I can see change happening in the present, but we cannot stop marching. There is still more work to be done.

Beyond that, I really do want to encourage everyone — all of us, people of all backgrounds — to rally together around making sure that we achieve the change we need. It’s going to take all of us, because there’s not going to be any real, lasting change until the people who are and have always been comfortable are made to feel uncomfortable.

This time around it’s not just been Black America at the forefront, it’s been people of many different races and ethnicities and backgrounds. It’s become an international rally.
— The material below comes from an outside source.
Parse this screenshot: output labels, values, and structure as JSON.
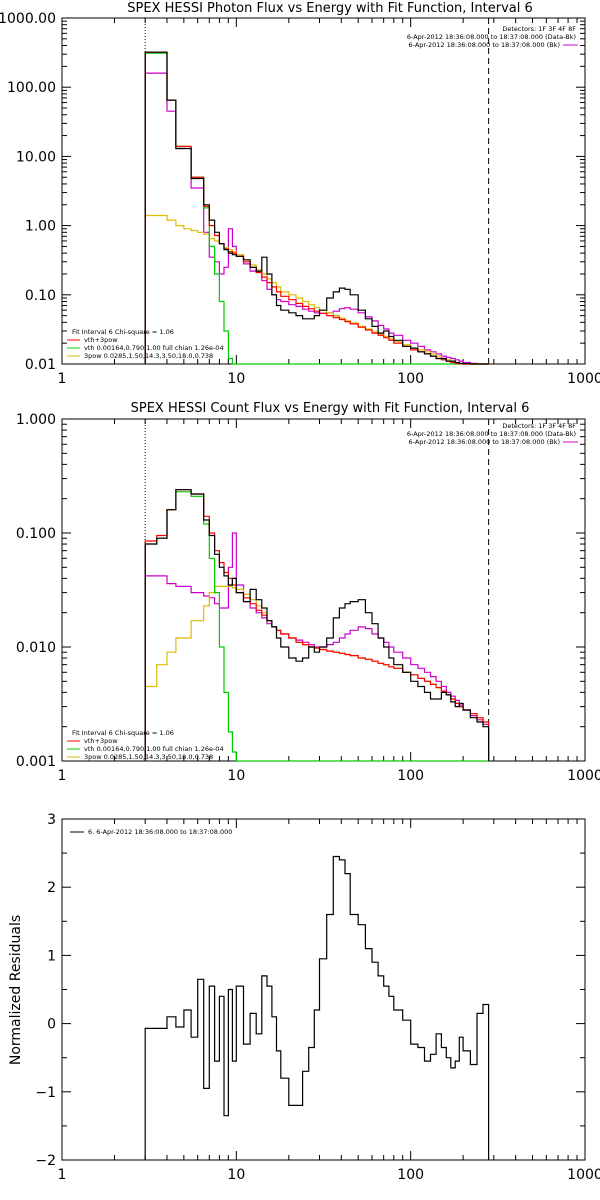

That gives me real hope long-term, that maybe this time things can be different, and that we can sustain this momentum.

And, to me at least, this time things really do feel different.

This feels bigger. More broad. More of a focal point to more people.

So that’s where I want to leave this.

With some hope for our collective future.

My grandfather always reminds me of Philippians 1:6, which states “Being confident of this, that he who began a good work in you will carry it on to completion.”

I encourage you to keep going and to always keep the faith. Just think, turning the ship one degree now means down the line we end up in an entirely different destination.

And just know that while I’m away I’m going to be doing my part to help ensure that by the time I’m able to return to the court, God willing, this country will be in a much better and equitable place.